“Graphene Bubble Bridging” Enabled Flexible Multifunctional Carbon Fiber Membrane Toward K+ Storage Devices

Abstract Widespread integration of carbon‐based membranes into prevailing fields like energy storage and material engineering is thwarted by a lack of functionality, customization, and compatibility, making the development of such carbon‐based membranes urgency yet challenging. Herein, a “graphene bubble bridging” strategy is adopted to fabricate the multifunctional carbon fiber membrane, in which graphene bubbles with optimized assembling not only endow the carbon fiber with superior flexibility and integrity by embedded bridging function, but also enhance the fast electron transport capability and electrolyte wettability.

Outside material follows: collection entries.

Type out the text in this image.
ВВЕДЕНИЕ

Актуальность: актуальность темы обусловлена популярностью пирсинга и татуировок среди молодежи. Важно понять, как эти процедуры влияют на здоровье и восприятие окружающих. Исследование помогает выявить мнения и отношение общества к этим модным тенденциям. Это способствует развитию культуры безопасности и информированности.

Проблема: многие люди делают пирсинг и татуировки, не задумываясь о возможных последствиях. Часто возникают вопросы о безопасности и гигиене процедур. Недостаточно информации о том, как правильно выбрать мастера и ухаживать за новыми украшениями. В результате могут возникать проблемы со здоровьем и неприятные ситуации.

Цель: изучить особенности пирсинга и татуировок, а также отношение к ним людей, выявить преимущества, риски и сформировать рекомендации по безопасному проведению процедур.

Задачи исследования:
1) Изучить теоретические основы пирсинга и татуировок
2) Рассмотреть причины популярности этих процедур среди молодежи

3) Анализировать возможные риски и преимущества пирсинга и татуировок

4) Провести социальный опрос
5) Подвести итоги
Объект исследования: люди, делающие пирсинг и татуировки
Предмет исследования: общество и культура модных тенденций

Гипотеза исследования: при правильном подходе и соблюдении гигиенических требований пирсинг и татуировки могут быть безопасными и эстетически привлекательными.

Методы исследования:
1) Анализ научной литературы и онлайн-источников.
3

Few‐layer MoSSe nanosheets with expanded interlayer spacing as a typical energy storage material contribute to plentiful ion intercalation/deintercalation that can be well buffered within the robust fibers. The interlaced carbon fibers enable a self‐supporting framework that ensures good conductivity and mechanical stability as well. Such functional, customized, and compatible membranes with synergies can boost the attributes of advanced K + storage devices, such as flexible K‐ion capacitors and K‐based dual‐ion batteries. This work can afford new insights for designing flexible electrode in the energy storage field, as well as various types of conformations that can bring more opportunities on developing flexible functional membranes for other fields (e.g., catalysts, electromagnetic shielding).